A new study has revealed that the Roman occupation of Britain damaged the health of the population. From then on, it declined for several generations – particularly in the most urbanized areas.
There is a widely held belief that the Romans brought civilization and its many benefits to the people they conquered.
However, investigators know that a declining health of the population of Iron Age Britain after the Romans conquered the territory in AD 43..
A new study, last week in Antiquityanalyzed 646 ancient skeletons, 372 belonging to children who were under 3.5 years old when they died, as well as 274 from adult women aged between 18 and 45. These came from 24 Iron Age and Romano-British sites across southern and central England, dating from four centuries before the arrival of the Romans until the fourth century AD, when they withdrew.
The team examined the bones and teeth and looked for abnormalities such as lesions or fractures that could indicate tuberculosis, osteomyelitis or dental disease. He also used x-rays to look at the internal structures of bones, which can reveal changes in the way bones develop caused by malnutrition or vitamin C and D deficiencies.
The analysis revealed that the negative impacts of the Roman occupation on health were concentrated in the two largest urban centers in the study — the Roman administrative cities of Venta Belgarum, currently Winchesterfrom Corinium Dobunnorum, ou Cirencester.
As details, in total, 81% of urban Roman adults had bone anomalies, compared with 62% of people dating back to the Iron Age, but the Iron Age groups and rural Romans did not differ significantly. And only 26 percent of Iron Age children showed such effects, compared with 41 percent of those living in rural Roman settlements and 61 percent in urban Roman sites.

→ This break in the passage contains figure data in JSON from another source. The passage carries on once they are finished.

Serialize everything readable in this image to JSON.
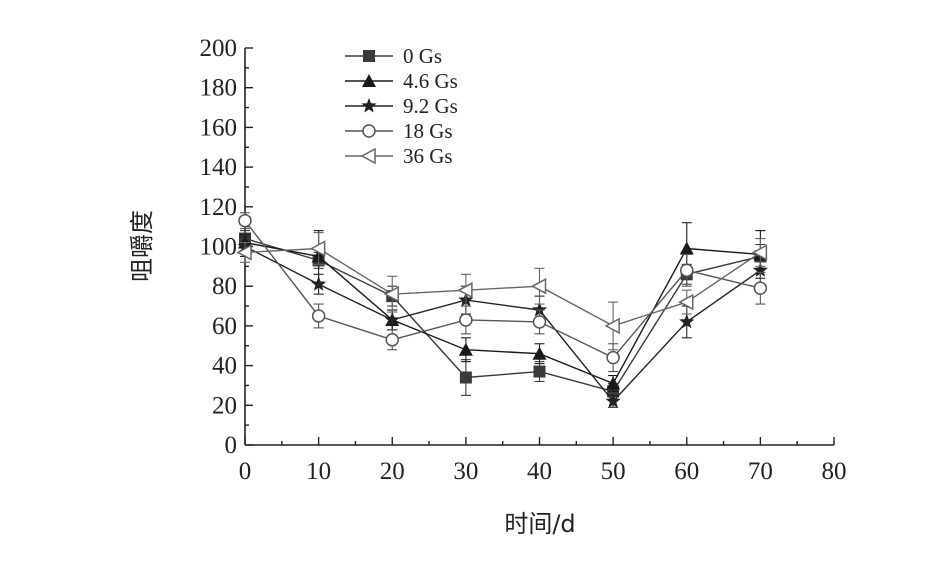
{
  "chart_data": {
    "type": "line",
    "xlabel": "时间/d",
    "ylabel": "咀嚼度",
    "xlim": [
      0,
      80
    ],
    "ylim": [
      0,
      200
    ],
    "x_ticks": [
      "0",
      "10",
      "20",
      "30",
      "40",
      "50",
      "60",
      "70",
      "80"
    ],
    "y_ticks": [
      "0",
      "20",
      "40",
      "60",
      "80",
      "100",
      "120",
      "140",
      "160",
      "180",
      "200"
    ],
    "legend_position": "top-left",
    "x": [
      0,
      10,
      20,
      30,
      40,
      50,
      60,
      70
    ],
    "series": [
      {
        "name": "0 Gs",
        "marker": "filled-square",
        "color": "#3a3a3a",
        "values": [
          104,
          93,
          75,
          34,
          37,
          27,
          86,
          95
        ],
        "errors": [
          4,
          4,
          5,
          9,
          5,
          4,
          5,
          6
        ]
      },
      {
        "name": "4.6 Gs",
        "marker": "filled-triangle",
        "color": "#1a1a1a",
        "values": [
          102,
          95,
          63,
          48,
          46,
          31,
          99,
          96
        ],
        "errors": [
          4,
          13,
          5,
          6,
          5,
          4,
          13,
          12
        ]
      },
      {
        "name": "9.2 Gs",
        "marker": "filled-star",
        "color": "#222222",
        "values": [
          100,
          81,
          63,
          73,
          68,
          22,
          62,
          88
        ],
        "errors": [
          5,
          5,
          5,
          7,
          7,
          3,
          8,
          7
        ]
      },
      {
        "name": "18 Gs",
        "marker": "open-circle",
        "color": "#555555",
        "values": [
          113,
          65,
          53,
          63,
          62,
          44,
          88,
          79
        ],
        "errors": [
          4,
          6,
          5,
          7,
          6,
          7,
          8,
          8
        ]
      },
      {
        "name": "36 Gs",
        "marker": "open-triangle-left",
        "color": "#666666",
        "values": [
          97,
          99,
          76,
          78,
          80,
          60,
          72,
          97
        ],
        "errors": [
          5,
          8,
          9,
          8,
          9,
          12,
          6,
          7
        ]
      }
    ]
  }
}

“One of the things that was really evident in urban non-adults was the ricketswhich means that people were not having enough access to vitamin D from sunlight”, the study leader told the same magazine, Rebecca Pittfrom the University of Reading, in the United Kingdom.
Pitt suggests that these health effects, which lasted for many generations, were due to new diseases that the Romans brought with themas well as the class divisions and infrastructure they introduced, resulting in limited access to resources for those lower down the social hierarchy and in overcrowded and polluted living situations.